Ograniczony zasięg aut elektrycznych od lat stoi na drodze do ich upowszechnienia. Pomimo faktu, że w ostatnim czasie technologia akumulatorów ruszyła do przodu, „elektryki” są dalekie od doskonałości, a jazda nimi wymaga wielu wyrzeczeń.
Weźmy np. taką Teslę Model X P100D, której akumulatory mają praktycznie rekordową pojemność aż 100 kWh. Po ich nabiciu komputer pokładowy wyświetla zasięg 560 km. Niestety, chcąc pokonać trasę z Poznania do Warszawy (311 km) z prędkością obowiązującą na autostradzie (140 km/h), już po kilku kilometrach nawigacja wyposażona w funkcję przewidywania pozostałego zasięgu „krzyczy”, aby zwolnić. W rezultacie na trasie do stolicy trzeba utrzymywać prędkość nie wyższą niż 110 km/h. Po dojechaniu do celu w czasie znacznie dłuższym niż przeciętnym autem osobowym przewidywany zasięg to ok. 70 km. I to przy temperaturze otoczenia wynoszącej około 7 stopni Celsjusza.

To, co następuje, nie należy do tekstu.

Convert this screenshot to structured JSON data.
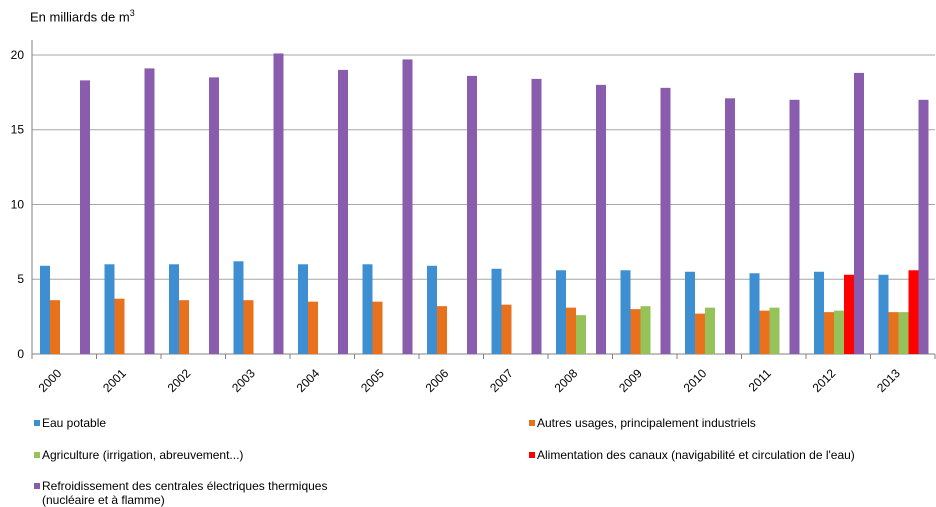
{
  "chart_data": {
    "type": "bar",
    "unit_label_prefix": "En milliards de m",
    "unit_label_sup": "3",
    "categories": [
      "2000",
      "2001",
      "2002",
      "2003",
      "2004",
      "2005",
      "2006",
      "2007",
      "2008",
      "2009",
      "2010",
      "2011",
      "2012",
      "2013"
    ],
    "series": [
      {
        "name": "Eau potable",
        "color": "#3d8fd1",
        "values": [
          5.9,
          6.0,
          6.0,
          6.2,
          6.0,
          6.0,
          5.9,
          5.7,
          5.6,
          5.6,
          5.5,
          5.4,
          5.5,
          5.3
        ]
      },
      {
        "name": "Autres usages, principalement industriels",
        "color": "#e8711d",
        "values": [
          3.6,
          3.7,
          3.6,
          3.6,
          3.5,
          3.5,
          3.2,
          3.3,
          3.1,
          3.0,
          2.7,
          2.9,
          2.8,
          2.8
        ]
      },
      {
        "name": "Agriculture (irrigation, abreuvement...)",
        "color": "#95c35a",
        "values": [
          null,
          null,
          null,
          null,
          null,
          null,
          null,
          null,
          2.6,
          3.2,
          3.1,
          3.1,
          2.9,
          2.8
        ]
      },
      {
        "name": "Alimentation des canaux (navigabilité et circulation de l'eau)",
        "color": "#ff0000",
        "values": [
          null,
          null,
          null,
          null,
          null,
          null,
          null,
          null,
          null,
          null,
          null,
          null,
          5.3,
          5.6
        ]
      },
      {
        "name": "Refroidissement des centrales électriques thermiques\n(nucléaire et à flamme)",
        "color": "#8a5cad",
        "values": [
          18.3,
          19.1,
          18.5,
          20.1,
          19.0,
          19.7,
          18.6,
          18.4,
          18.0,
          17.8,
          17.1,
          17.0,
          18.8,
          17.0
        ]
      }
    ],
    "ylim": [
      0,
      21
    ],
    "yticks": [
      0,
      5,
      10,
      15,
      20
    ],
    "grid": true,
    "legend_position": "bottom"
  }
}
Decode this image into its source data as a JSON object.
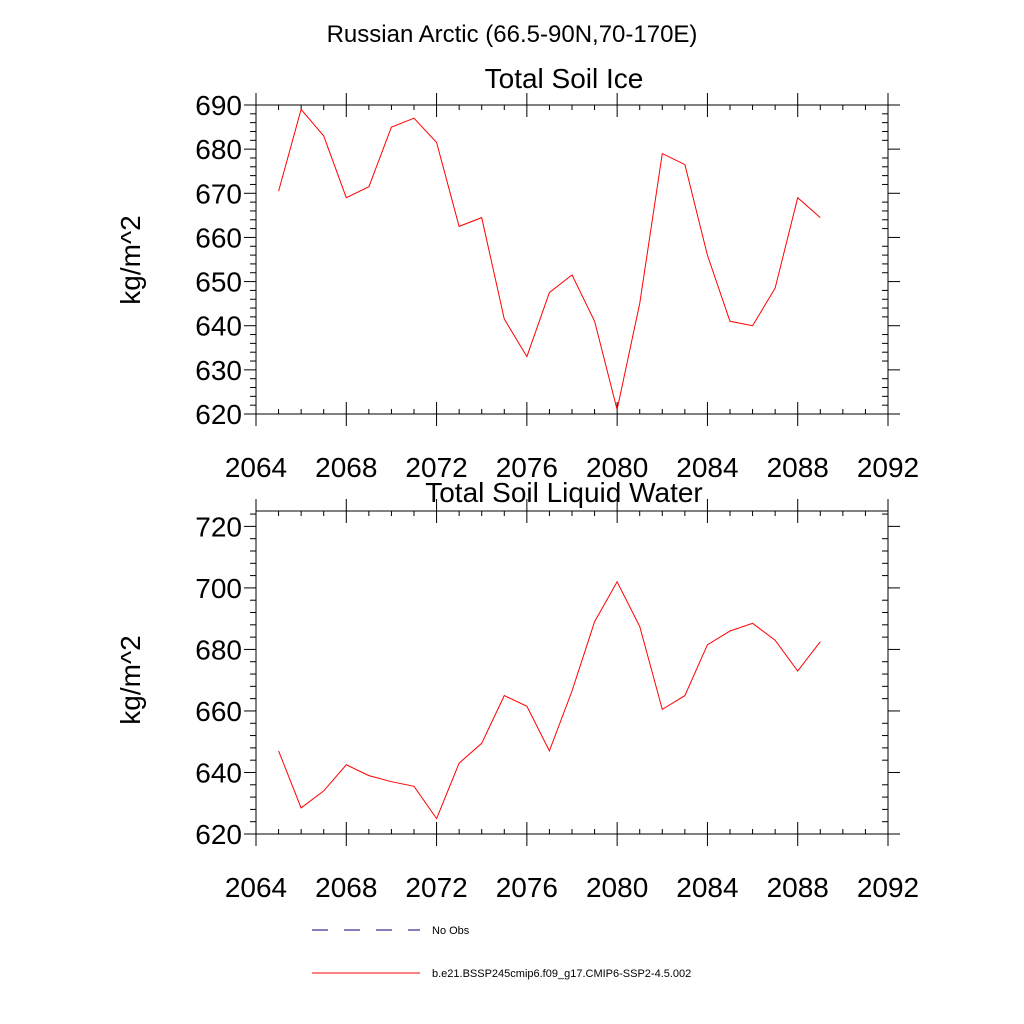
{
  "title": "Russian Arctic (66.5-90N,70-170E)",
  "colors": {
    "model": "#ff0000",
    "obs": "#000080",
    "axis": "#000000"
  },
  "chart_data": [
    {
      "type": "line",
      "title": "Total Soil Ice",
      "ylabel": "kg/m^2",
      "xlim": [
        2064,
        2092
      ],
      "ylim": [
        620,
        690
      ],
      "xticks": [
        2064,
        2068,
        2072,
        2076,
        2080,
        2084,
        2088,
        2092
      ],
      "yticks": [
        620,
        630,
        640,
        650,
        660,
        670,
        680,
        690
      ],
      "series": [
        {
          "name": "b.e21.BSSP245cmip6.f09_g17.CMIP6-SSP2-4.5.002",
          "x": [
            2065,
            2066,
            2067,
            2068,
            2069,
            2070,
            2071,
            2072,
            2073,
            2074,
            2075,
            2076,
            2077,
            2078,
            2079,
            2080,
            2081,
            2082,
            2083,
            2084,
            2085,
            2086,
            2087,
            2088,
            2089
          ],
          "y": [
            670.5,
            689,
            683,
            669,
            671.5,
            685,
            687,
            681.5,
            662.5,
            664.5,
            641.5,
            633,
            647.5,
            651.5,
            641,
            621,
            645,
            679,
            676.5,
            656,
            641,
            640,
            648.5,
            669,
            664.5
          ]
        }
      ]
    },
    {
      "type": "line",
      "title": "Total Soil Liquid Water",
      "ylabel": "kg/m^2",
      "xlim": [
        2064,
        2092
      ],
      "ylim": [
        620,
        725
      ],
      "xticks": [
        2064,
        2068,
        2072,
        2076,
        2080,
        2084,
        2088,
        2092
      ],
      "yticks": [
        620,
        640,
        660,
        680,
        700,
        720
      ],
      "series": [
        {
          "name": "b.e21.BSSP245cmip6.f09_g17.CMIP6-SSP2-4.5.002",
          "x": [
            2065,
            2066,
            2067,
            2068,
            2069,
            2070,
            2071,
            2072,
            2073,
            2074,
            2075,
            2076,
            2077,
            2078,
            2079,
            2080,
            2081,
            2082,
            2083,
            2084,
            2085,
            2086,
            2087,
            2088,
            2089
          ],
          "y": [
            647,
            628.5,
            634,
            642.5,
            639,
            637,
            635.5,
            625,
            643,
            649.5,
            665,
            661.5,
            647,
            666.5,
            689,
            702,
            687.5,
            660.5,
            665,
            681.5,
            686,
            688.5,
            683,
            673,
            682.5
          ]
        }
      ]
    }
  ],
  "legend": {
    "items": [
      {
        "label": "No Obs",
        "style": "dashed",
        "color": "#000080"
      },
      {
        "label": "b.e21.BSSP245cmip6.f09_g17.CMIP6-SSP2-4.5.002",
        "style": "solid",
        "color": "#ff0000"
      }
    ]
  }
}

Jeszcze gorzej akumulatory spisują się w niskich temperaturach. Raport założonej w 1947 r. amerykańskiej fundacji AAA, zajmującej się przede wszystkim bezpieczeństwem ruchu drogowego, nie pozostawia co do tego żadnych złudzeń. Amerykanie wzięli pod lupę 5 samochodów elektrycznych – BMW i3s (akumulatory litowo-jonowe o pojemności 37,9 kWh), Chevroleta Bolta (akumulatory litowo-jonowe o pojemności 60 kWh), Nissana Leafa (akumulatory litowo-jonowe o pojemności 40 kWh), Teslę Model S 75D (akumulatory litowo-jonowe o pojemności 75 kWh) oraz Volkswagena e-Golfa (akumulatory litowo-jonowe o pojemności 35,8 kWh).

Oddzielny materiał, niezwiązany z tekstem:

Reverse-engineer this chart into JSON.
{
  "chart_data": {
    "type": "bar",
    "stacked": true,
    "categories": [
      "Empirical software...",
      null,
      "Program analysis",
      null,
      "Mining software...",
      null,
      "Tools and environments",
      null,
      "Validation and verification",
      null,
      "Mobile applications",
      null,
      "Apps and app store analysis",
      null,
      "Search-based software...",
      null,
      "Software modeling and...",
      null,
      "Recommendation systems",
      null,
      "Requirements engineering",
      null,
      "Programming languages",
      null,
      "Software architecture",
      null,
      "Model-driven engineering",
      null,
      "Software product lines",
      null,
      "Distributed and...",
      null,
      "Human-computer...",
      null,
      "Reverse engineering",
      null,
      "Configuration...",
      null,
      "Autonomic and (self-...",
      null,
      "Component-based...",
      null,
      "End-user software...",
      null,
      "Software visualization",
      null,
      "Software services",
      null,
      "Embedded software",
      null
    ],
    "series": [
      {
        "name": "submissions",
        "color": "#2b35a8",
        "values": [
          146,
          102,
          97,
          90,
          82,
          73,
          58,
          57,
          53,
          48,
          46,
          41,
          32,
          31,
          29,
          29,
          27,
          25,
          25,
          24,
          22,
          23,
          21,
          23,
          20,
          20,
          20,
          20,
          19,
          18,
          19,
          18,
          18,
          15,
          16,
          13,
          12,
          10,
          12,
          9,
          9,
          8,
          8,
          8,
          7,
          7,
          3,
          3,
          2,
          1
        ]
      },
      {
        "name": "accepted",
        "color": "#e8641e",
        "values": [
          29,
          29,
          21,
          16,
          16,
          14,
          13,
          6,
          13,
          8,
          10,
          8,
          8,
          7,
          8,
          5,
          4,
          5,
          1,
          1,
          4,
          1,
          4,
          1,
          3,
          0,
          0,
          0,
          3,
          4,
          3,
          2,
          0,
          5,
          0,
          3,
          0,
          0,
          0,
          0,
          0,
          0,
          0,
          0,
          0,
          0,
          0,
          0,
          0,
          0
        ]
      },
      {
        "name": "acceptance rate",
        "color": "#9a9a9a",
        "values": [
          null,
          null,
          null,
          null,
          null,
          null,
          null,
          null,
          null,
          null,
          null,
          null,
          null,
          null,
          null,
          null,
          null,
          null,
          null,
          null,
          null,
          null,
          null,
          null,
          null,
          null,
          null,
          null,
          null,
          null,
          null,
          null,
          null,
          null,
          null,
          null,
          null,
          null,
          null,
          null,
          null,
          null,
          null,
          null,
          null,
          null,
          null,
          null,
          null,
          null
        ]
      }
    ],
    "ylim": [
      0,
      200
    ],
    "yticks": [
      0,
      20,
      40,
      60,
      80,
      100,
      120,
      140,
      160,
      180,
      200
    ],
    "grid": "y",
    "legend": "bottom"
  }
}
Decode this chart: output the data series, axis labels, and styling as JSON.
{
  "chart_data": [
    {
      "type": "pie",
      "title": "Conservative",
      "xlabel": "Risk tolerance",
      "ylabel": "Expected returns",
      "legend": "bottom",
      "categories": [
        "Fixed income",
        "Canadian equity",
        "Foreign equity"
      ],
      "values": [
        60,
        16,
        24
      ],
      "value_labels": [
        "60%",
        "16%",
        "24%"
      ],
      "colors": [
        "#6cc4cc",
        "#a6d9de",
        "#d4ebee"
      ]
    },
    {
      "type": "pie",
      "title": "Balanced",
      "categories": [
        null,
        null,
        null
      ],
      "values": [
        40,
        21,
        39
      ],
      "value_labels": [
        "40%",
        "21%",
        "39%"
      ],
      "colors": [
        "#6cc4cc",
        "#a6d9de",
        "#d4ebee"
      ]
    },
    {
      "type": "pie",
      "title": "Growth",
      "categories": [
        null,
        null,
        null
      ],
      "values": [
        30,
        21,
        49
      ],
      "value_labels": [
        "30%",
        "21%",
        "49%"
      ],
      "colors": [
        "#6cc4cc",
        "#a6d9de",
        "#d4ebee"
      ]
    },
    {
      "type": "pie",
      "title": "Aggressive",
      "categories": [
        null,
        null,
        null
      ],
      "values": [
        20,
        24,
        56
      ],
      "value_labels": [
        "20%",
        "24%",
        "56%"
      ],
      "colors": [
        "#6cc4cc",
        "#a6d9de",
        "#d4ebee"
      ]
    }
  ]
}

Z badań AAA wynika, że temperatura około -7 stopni Celsjusza potrafi ograniczyć zasięg nawet o 41%. Z drugiej strony, gdy słupek rtęci „wspina” się do 35 stopni Celsjusza, zasięg spada zaledwie o 4%. Oznacza to, że właściciele samochodów elektrycznych żyjący w zimnym i gorącym klimacie muszą po prostu liczyć się z częstszym „tankowaniem” swoich aut, co oczywiście powoduje wzrost kosztów.
Przykładowo podróż na dystansie około 1600 km przy temperaturze około -7 stopni Celsjusza kosztuje średnio o 25 dolarów więcej (ok. 95 zł po kursie 1 dolar = ok. 3,8 zł), natomiast przy 35 stopniach Celsjusza – o około 8 dolarów więcej (30,5 zł).
Spośród modeli przebadanych przez AAA najgorsze wyniki uzyskało BMW. Przy ujemnej temperaturze (-7 st. C.) jego zasięg spadł o ponad 50% (z włączonym ogrzewaniem), natomiast przy dodatniej (35 st. C.) – o ponad 20%. Na drugim końcu skali znalazł się z kolei Nissan, w którego przypadku pozostały dystans zmalał, odpowiednio, o nieco ponad 30 i 10% – pełne wyniki znajdują się na poniższym wykresie.
Badanie przeprowadzone przez AAA ewidentnie pokazuje, że pojazdy elektryczne „nie lubią” skrajnych temperatur, dlatego najlepiej będą sprzedawać się zapewne w umiarkowanym klimacie.